皇後心中知明,冷哼了一聲,抬抬手示意宮人將扣押夏子衿與夏子言的翊坤宮下人拉開,撫了撫額鬢道:“越妹妹當這貴妃也有些年頭了,本宮一直覺著你是個懂事的,也沒有特意交代什麽,如今看來,越妹妹恐怕是當貴妃當的久了,忘了自己的本分。”

若不是因為越貴妃身後的勢力,皇後也不會容忍她至今,隻是如今越家雖落了一頭,到底是瘦死的駱駝比馬大,皇後若是要著手對付也不大合適,所以才放越貴妃與月靜安自相鬥法,她隔岸觀火罷了。

但出不出手是一回事,保證中宮國母的權威是另一回事。

越貴妃心下不屑,麵對皇後卻依舊要裝出謙卑禮儀,她略略福了福身子道:“嬪妾不敢,隻是見皇後娘娘操持後宮辛勞,欲為娘娘分憂罷了。”

“三位公主本宮自會說教,就不勞妹妹你分憂了。”

皇後說的三位,自然是包括夏子琦,夏子琦本以為有越貴妃保定相安無事,但換成了皇後,就未可知了……

“來人,將三位公主帶回宮,仔細著些。”

皇後落下一句,便轉身拖曳宮裙而前去。

“母妃……”夏子琦躲在越貴妃身後拽了拽她的袖子。

“還愣著做什麽?”皇後將夏子琦的低語聽得一清二楚,斥了一聲,朝著宮人試了眼色。

皇後一向脾氣好,宮人也難得見她如此冷冽,恭恭敬敬地應了命便帶著夏子衿三人緊跟上去。

越貴妃望著一行人遠去背影,咬牙摔袖,而月靜安淡淡地看了她一眼,福身淺笑一聲:“夜深露重,越姐姐可不要氣壞了身子呢。”

“你別得意!”

“嬪妾有什麽可得意的,隻是想起皇上召了嬪妾今夜陪侍,嬪妾先行一步。”

說罷,月靜安掩帕一笑,也不管身後越貴妃尖銳的罵聲,兀自而去。

坤寧宮正殿之中,皇後坐在鳳椅之上,揉著額角神態疲憊,此時已經是戌時末,宮中的燈盞全數點起,宮人為皇後輕輕扇著風,底下夏子衿三人跪在中央,神色各異。

“母後……”

夏子琦跪的有些膝蓋發麻,偏偏皇後仿佛沒有讓她們起來的意思,她揉著膝蓋嘟囔了一句,而皇後抬頭瞥了她一眼,並不作理會。

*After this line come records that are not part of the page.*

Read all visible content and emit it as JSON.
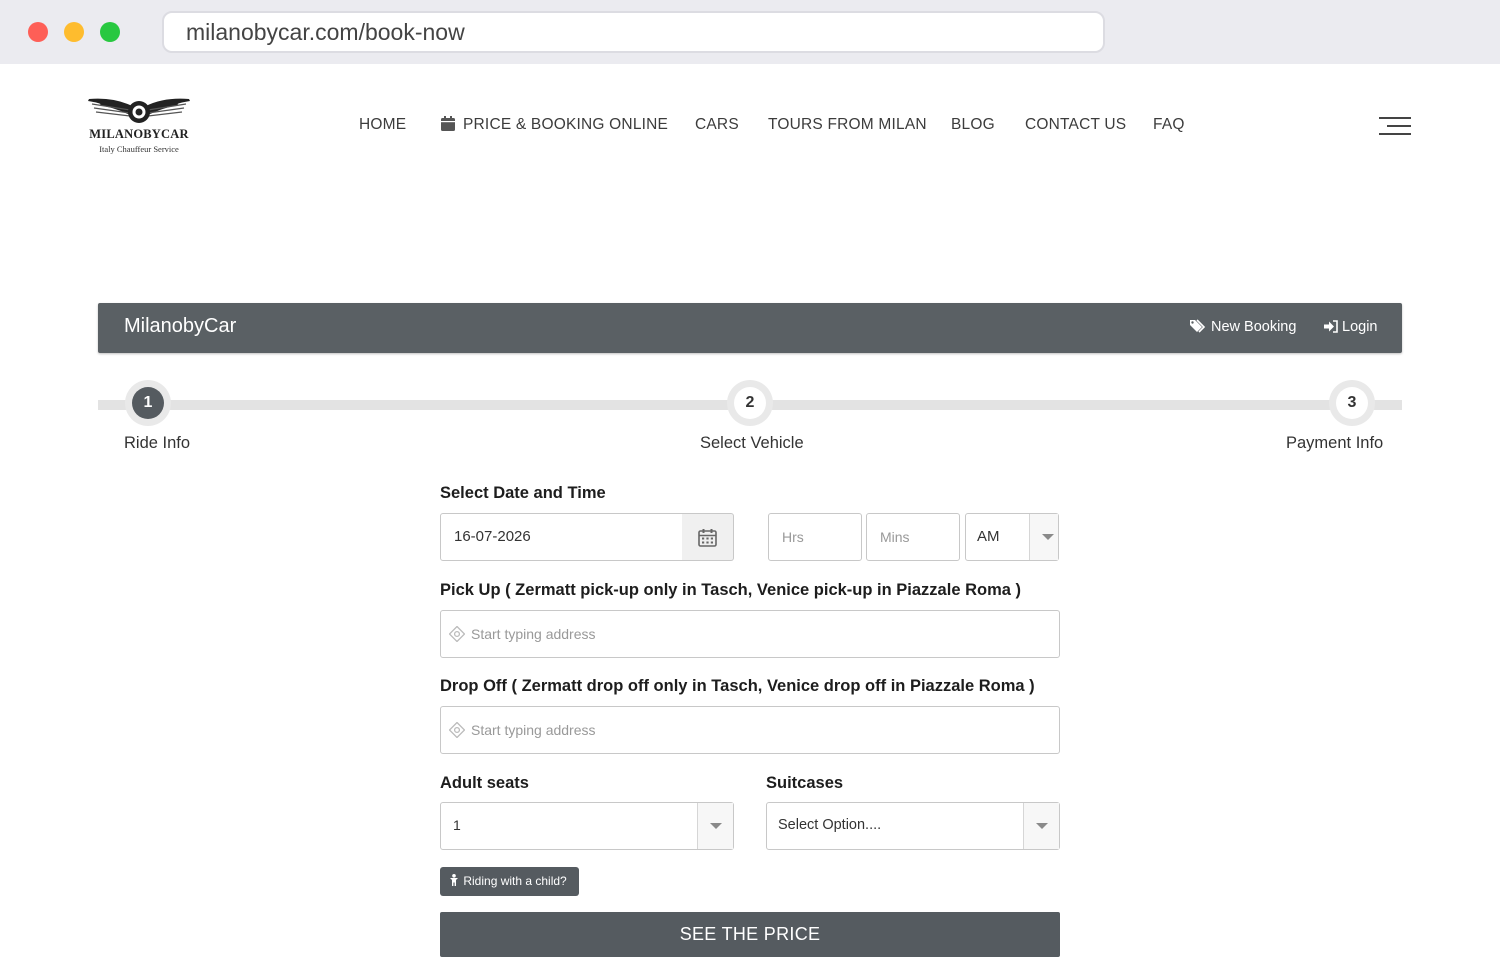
{
  "browser": {
    "url": "milanobycar.com/book-now"
  },
  "logo": {
    "name": "MILANOBYCAR",
    "tagline": "Italy Chauffeur Service"
  },
  "nav": {
    "items": [
      "HOME",
      "PRICE & BOOKING ONLINE",
      "CARS",
      "TOURS FROM MILAN",
      "BLOG",
      "CONTACT US",
      "FAQ"
    ]
  },
  "booking_bar": {
    "title": "MilanobyCar",
    "new_booking": "New Booking",
    "login": "Login"
  },
  "steps": [
    {
      "number": "1",
      "label": "Ride Info",
      "active": true
    },
    {
      "number": "2",
      "label": "Select Vehicle",
      "active": false
    },
    {
      "number": "3",
      "label": "Payment Info",
      "active": false
    }
  ],
  "form": {
    "datetime_label": "Select Date and Time",
    "date_value": "16-07-2026",
    "hours_placeholder": "Hrs",
    "minutes_placeholder": "Mins",
    "ampm_value": "AM",
    "pickup_label": "Pick Up ( Zermatt pick-up only in Tasch, Venice pick-up in Piazzale Roma )",
    "pickup_placeholder": "Start typing address",
    "dropoff_label": "Drop Off ( Zermatt drop off only in Tasch, Venice drop off in Piazzale Roma )",
    "dropoff_placeholder": "Start typing address",
    "adult_seats_label": "Adult seats",
    "adult_seats_value": "1",
    "suitcases_label": "Suitcases",
    "suitcases_value": "Select Option....",
    "child_button": "Riding with a child?",
    "submit_button": "SEE THE PRICE"
  },
  "colors": {
    "primary_dark": "#555b60",
    "browser_chrome": "#ebebf0"
  }
}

“你們可知本宮為何要帶你們回來?”皇後坐直了身子,理著指尖的護甲淡淡出聲。

夏子言咬唇搖了搖頭,看向夏子衿。

夏子衿微微伏下身子恭敬道:“回母後,兒臣以為母後是為了讓兒臣們知曉分寸,安分守己,不做越規之事讓母後擔憂。”

夏子琦梗著脖子沒有說話,看神色卻明顯是對皇後久拖不讓她起身而不滿。

“嗯。”皇後還算滿意地瞧了一眼夏子衿,“你是個知禮數的,本宮知今日之事與你無關,你且起來吧。”

她倒是沒有想到皇後這樣容易讓她脫出來,不過她自然問心無愧,也大大方方地磕了一個頭道一聲謝母後,便提裙起身退到一旁。

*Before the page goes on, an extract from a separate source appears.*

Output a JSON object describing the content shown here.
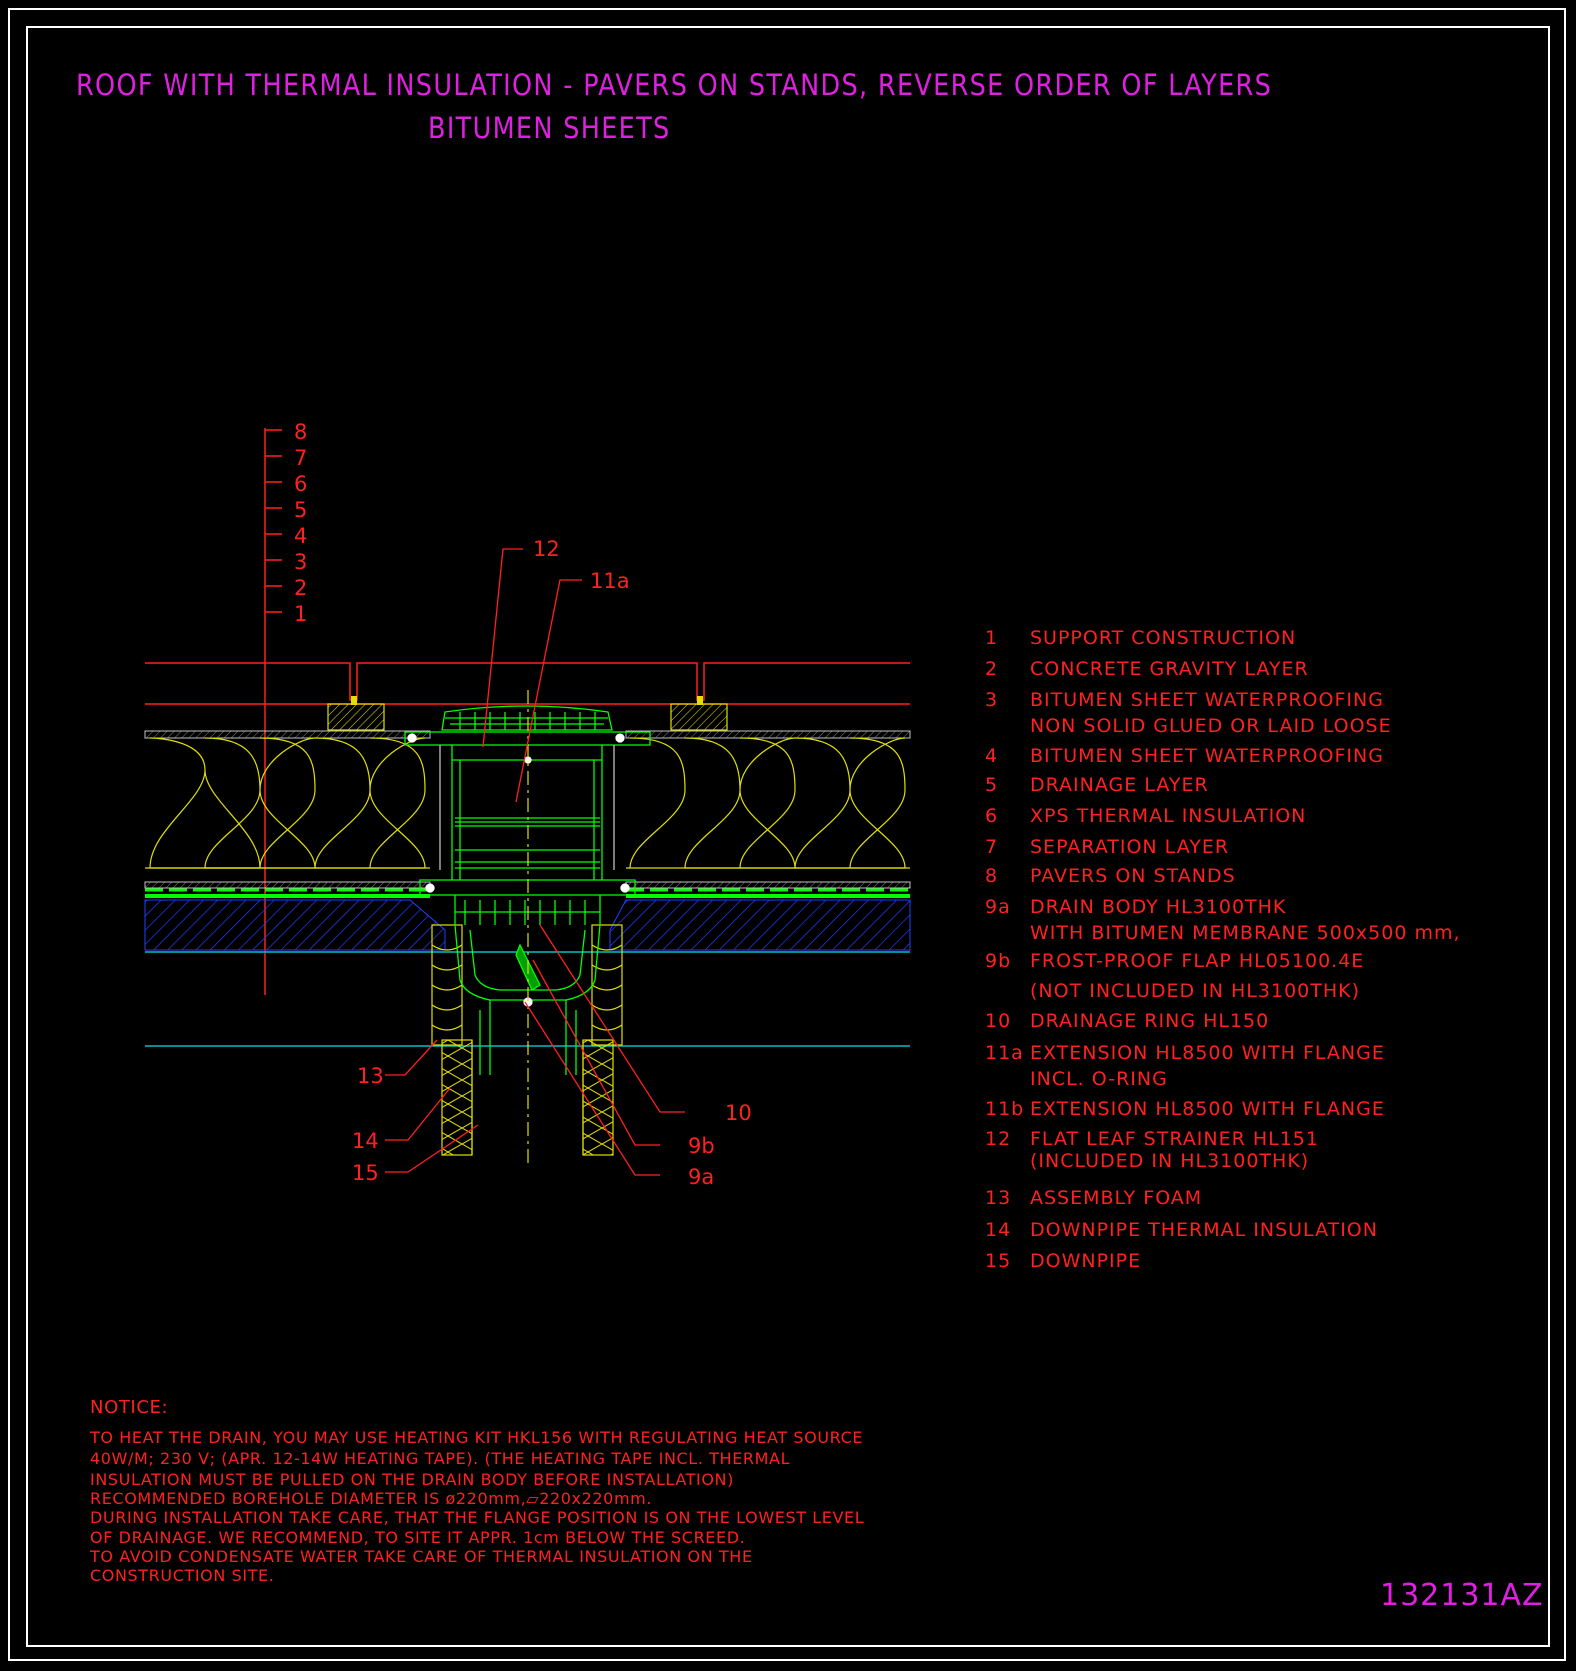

皇後揉額看著跪在下首的夏子琦與夏子言,鳳目微眯,心中對於二人糾葛也有幾分底。

“七公主,本宮與榮王妃已經商定,你和榮王世子的婚期定在六月初七,這一月你安心準備出嫁便是,切莫不可再生時段,明白否?”

夏子言原以為皇後要責備她,聽見她隻提婚事定期,有些訝異,隨後也是一陣喜悅,拜身道:“兒臣謹遵母後教誨,定安分守己靜待吉日!”

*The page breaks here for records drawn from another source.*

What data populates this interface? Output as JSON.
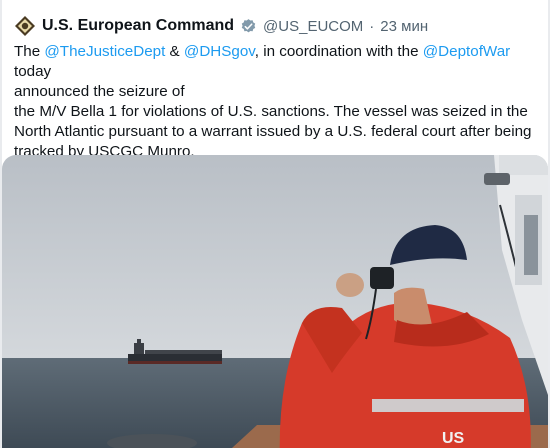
{
  "tweet": {
    "author": {
      "name": "U.S. European Command",
      "handle": "@US_EUCOM",
      "separator": "·",
      "time": "23 мин",
      "logo_icon": "eucom-seal-icon",
      "verified_icon": "verified-badge-icon"
    },
    "text": {
      "l1_prefix": "The ",
      "l1_mention1": "@TheJusticeDept",
      "l1_mid1": " & ",
      "l1_mention2": "@DHSgov",
      "l1_mid2": ", in coordination with the ",
      "l1_mention3": "@DeptofWar",
      "l1_suffix": " today",
      "l2": "announced the seizure of",
      "l3": "the M/V Bella 1 for violations of U.S. sanctions. The vessel was seized in the",
      "l4": "North Atlantic pursuant to a warrant issued by a U.S. federal court after being",
      "l5": "tracked by USCGC Munro."
    },
    "media": {
      "jacket_letters": "US"
    }
  },
  "colors": {
    "text": "#0f1419",
    "secondary": "#536471",
    "mention": "#1d9bf0",
    "jacket": "#d63a2a"
  }
}
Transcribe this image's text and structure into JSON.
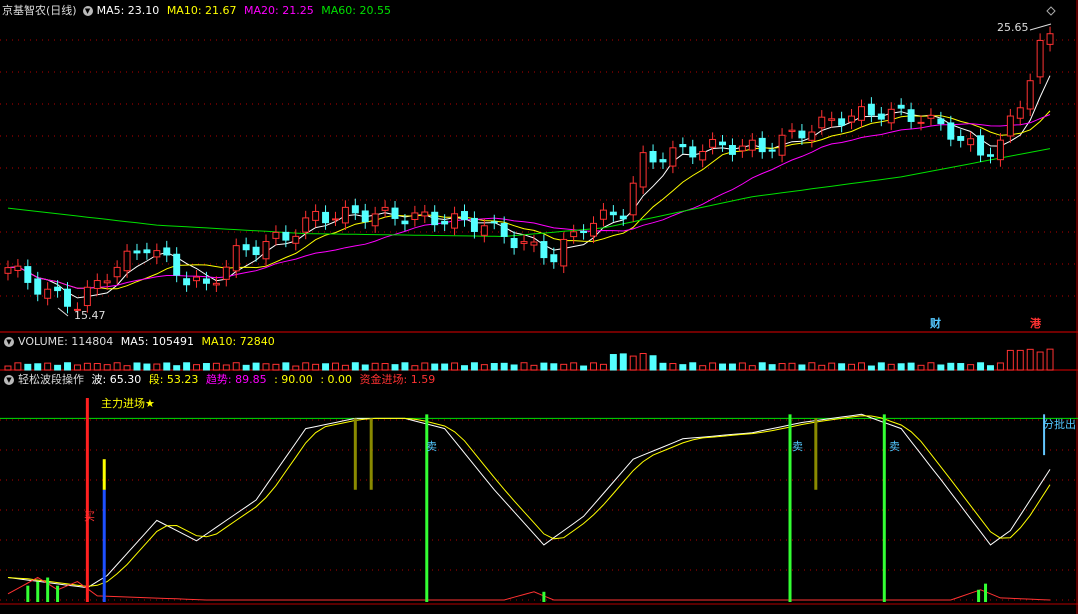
{
  "header": {
    "stock": "京基智农(日线)",
    "ma5": "MA5: 23.10",
    "ma10": "MA10: 21.67",
    "ma20": "MA20: 21.25",
    "ma60": "MA60: 20.55"
  },
  "volume_header": {
    "volume": "VOLUME: 114804",
    "ma5": "MA5: 105491",
    "ma10": "MA10: 72840"
  },
  "indicator_header": {
    "name": "轻松波段操作",
    "bo": "波: 65.30",
    "duan": "段: 53.23",
    "trend": "趋势: 89.85",
    "v90": ": 90.00",
    "v0": ": 0.00",
    "capital": "资金进场: 1.59"
  },
  "annotations": {
    "high": "25.65",
    "low": "15.47",
    "cai": "财",
    "gang": "港",
    "zhuli": "主力进场★",
    "buy": "买",
    "sell": "卖",
    "fenpi": "分批出"
  },
  "colors": {
    "up": "#ff3232",
    "down": "#54ffff",
    "ma5": "#ffffff",
    "ma10": "#ffff00",
    "ma20": "#ff00ff",
    "ma60": "#00e000",
    "grid": "#b40000"
  },
  "chart_data": [
    {
      "type": "candlestick",
      "title": "京基智农(日线)",
      "bars": 106,
      "ylim": [
        15.0,
        26.5
      ],
      "high_marker": 25.65,
      "low_marker": 15.47,
      "ma_lines": [
        "MA5",
        "MA10",
        "MA20",
        "MA60"
      ],
      "ma_last": {
        "MA5": 23.1,
        "MA10": 21.67,
        "MA20": 21.25,
        "MA60": 20.55
      }
    },
    {
      "type": "bar",
      "title": "VOLUME",
      "last": {
        "VOLUME": 114804,
        "MA5": 105491,
        "MA10": 72840
      }
    },
    {
      "type": "line",
      "title": "轻松波段操作",
      "last": {
        "波": 65.3,
        "段": 53.23,
        "趋势": 89.85,
        "level": 90.0,
        "zero": 0.0,
        "资金进场": 1.59
      },
      "ylim": [
        0,
        100
      ]
    }
  ]
}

皇後嗯了一聲,又轉頭看夏子琦,她在聽見皇後宣布婚期敲定之時臉色便有些不大好看,雙手掐在掌心裏頭,心頭憋著氣又不好撒。

“四公主,你可有什麽不滿的?”皇後道,語氣帶上了嚴厲。

夏子琦張了張嘴,又低下頭去,壓著不滿弱聲道:“兒臣不敢。”

“你不敢?”皇後哼了一聲,“本宮看你膽子比誰都大!”

“那日金鑾殿上你一番胡言已然讓他人看輕,堂堂大萊公主,竟如此恨嫁,豈不是讓天下人恥笑我大萊皇室,恥笑本宮管教無方?”皇後扶著鳳椅嗬一聲拍響,“本以為日子久了你自己也能開竅,誰知道你這丫頭竟分毫不知道反思?今日在蓮池你與七公主磕絆想必亦是和此事脫不了幹係。”

夏子琦被說中心事,又礙於皇後麵前不敢多言,之低頭不語,緊攥著衣角的雙手卻是將心思泄露。

皇後厭惡越貴妃,連帶著對夏子琦也十分有意見,這一回她自己撞在槍口上,皇後自然要好好拿捏一番。

“四公主,你身為咱們大萊的皇家貴女,應當為天下閨秀做表率,若人人都如同你這班放肆,那本宮如何管理這央央後宮?如何叫他人按規矩按主製行事?”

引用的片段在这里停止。